A.S.M.R. stands for autonomous sensory meridian response. It’s commonly described as a relaxing, tingly feeling—similar to getting a chill, but much more enjoyable. There are different triggers to induce the tingles and I have dozens of videos in my A.S.M.R. arsenal.
Not everyone experiences this phenomenon, but many of us do. I’m certainly not the only one, given the millions of videos devoted to the topic.
These videos attempt to trigger the tingles, often through whispered role-plays and other soothing sounds. While there are some common triggers, each individual may find something unique that triggers this phenomenon.
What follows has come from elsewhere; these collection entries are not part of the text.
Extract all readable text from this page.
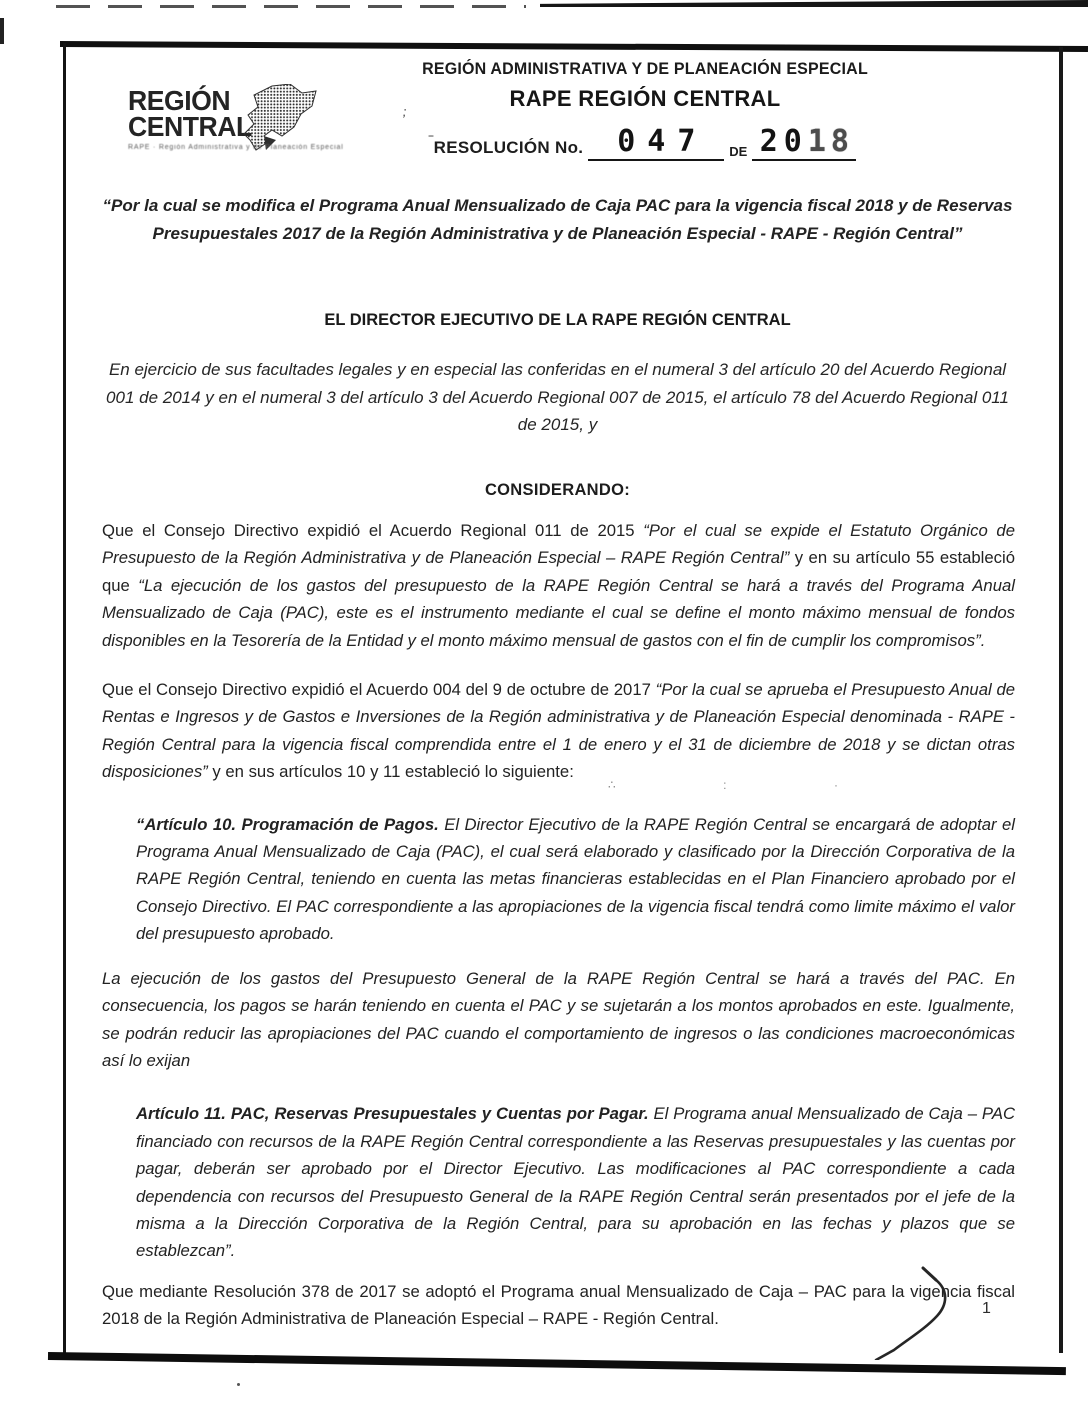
REGIÓN
CENTRAL
RAPE · Región Administrativa y de Planeación Especial
REGIÓN ADMINISTRATIVA Y DE PLANEACIÓN ESPECIAL
RAPE REGIÓN CENTRAL
RESOLUCIÓN No.	047	DE 2018
;
--
“Por la cual se modifica el Programa Anual Mensualizado de Caja PAC para la vigencia fiscal 2018 y de Reservas Presupuestales 2017 de la Región Administrativa y de Planeación Especial - RAPE - Región Central”
EL DIRECTOR EJECUTIVO DE LA RAPE REGIÓN CENTRAL
En ejercicio de sus facultades legales y en especial las conferidas en el numeral 3 del artículo 20 del Acuerdo Regional 001 de 2014 y en el numeral 3 del artículo 3 del Acuerdo Regional 007 de 2015, el artículo 78 del Acuerdo Regional 011 de 2015, y
CONSIDERANDO:

Que el Consejo Directivo expidió el Acuerdo Regional 011 de 2015 “Por el cual se expide el Estatuto Orgánico de Presupuesto de la Región Administrativa y de Planeación Especial – RAPE Región Central” y en su artículo 55 estableció que “La ejecución de los gastos del presupuesto de la RAPE Región Central se hará a través del Programa Anual Mensualizado de Caja (PAC), este es el instrumento mediante el cual se define el monto máximo mensual de fondos disponibles en la Tesorería de la Entidad y el monto máximo mensual de gastos con el fin de cumplir los compromisos”.

Que el Consejo Directivo expidió el Acuerdo 004 del 9 de octubre de 2017 “Por la cual se aprueba el Presupuesto Anual de Rentas e Ingresos y de Gastos e Inversiones de la Región administrativa y de Planeación Especial denominada - RAPE - Región Central para la vigencia fiscal comprendida entre el 1 de enero y el 31 de diciembre de 2018 y se dictan otras disposiciones” y en sus artículos 10 y 11 estableció lo siguiente:

“Artículo 10. Programación de Pagos. El Director Ejecutivo de la RAPE Región Central se encargará de adoptar el Programa Anual Mensualizado de Caja (PAC), el cual será elaborado y clasificado por la Dirección Corporativa de la RAPE Región Central, teniendo en cuenta las metas financieras establecidas en el Plan Financiero aprobado por el Consejo Directivo. El PAC correspondiente a las apropiaciones de la vigencia fiscal tendrá como limite máximo el valor del presupuesto aprobado.

La ejecución de los gastos del Presupuesto General de la RAPE Región Central se hará a través del PAC. En consecuencia, los pagos se harán teniendo en cuenta el PAC y se sujetarán a los montos aprobados en este. Igualmente, se podrán reducir las apropiaciones del PAC cuando el comportamiento de ingresos o las condiciones macroeconómicas así lo exijan

Artículo 11. PAC, Reservas Presupuestales y Cuentas por Pagar. El Programa anual Mensualizado de Caja – PAC financiado con recursos de la RAPE Región Central correspondiente a las Reservas presupuestales y las cuentas por pagar, deberán ser aprobado por el Director Ejecutivo. Las modificaciones al PAC correspondiente a cada dependencia con recursos del Presupuesto General de la RAPE Región Central serán presentados por el jefe de la misma a la Dirección Corporativa de la Región Central, para su aprobación en las fechas y plazos que se establezcan”.

Que mediante Resolución 378 de 2017 se adoptó el Programa anual Mensualizado de Caja – PAC para la vigencia fiscal 2018 de la Región Administrativa de Planeación Especial – RAPE - Región Central.

∴	:	·
1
These videos are often half-hour long sound segments simulating haircuts, hotel check-ins and other mundane scenarios. There can be wrinkling, crinkling, tapping, typing and a host of other sounds sewn in to weave a complex quilt of accordant acoustics. Whispering is one of the more common triggers.
I personally enjoy the sound of typing. When I’m stressed out, whisper videos and audio recordings help me to relax and sleep soundly. To someone who doesn’t experience A.S.M.R., these videos sure seem strange, as evidenced by my roommate’s question.
To me, it is melodic; to my roommate, a waste of time.
Science has not yet been able to explain this phenomenon. We can’t be sure exactly what causes it, and why only some people experience it or what the exact physiological benefits are. One thing we can be fairly certain of is that it exists. Thousands of people document the same sensations as a response to these audio effects, but the subject has not yet been thoroughly researched. While studies are currently in progress, there have not yet been conclusive results.
Some scientists hypothesize that A.S.M.R. helps calm a hyperactive brain in the same way that meditation might. Others believe that A.S.M.R. surges the brain with dopamine. Many compare it to the sensation of musical frisson. Musical frisson provokes chills or goosebumps as an emotional response to music. A.S.M.R. may simply be a softer version of this phenomenon.
While I can’t wait to learn more about this fascinating effect, I’ll enjoy the effects in the meantime. Maybe science will one day explain it. Either way, it’s magic to me. When I’m swamped with work and just can’t stop thinking, A.S.M.R. affords me the opportunity to sleep like a baby. I feel more calm knowing I will be able to get a good night’s rest at the push of a play button. I just close my eyes and drift into a dream world after only mere minutes. For someone who once was up for hours, this is honestly amazing.
I am not sure if A.S.M.R. provides long-term benefits or if it is only a quick fix, but I am sure that its results are real. Science-backed or not, anyone who experiences A.S.M.R. will know what I mean.
If you haven’t yet tried this technique for rest or relaxation, simply search A.S.M.R. and start listening. The results may be therapeutic, particularly for those with anxiety and insomnia. A.S.M.R. is not currently recognized as a therapy technique, though some holistic psychologists have incorporated it into their practices along with guided imagery.
Have an open mind, try different triggers, and enjoy.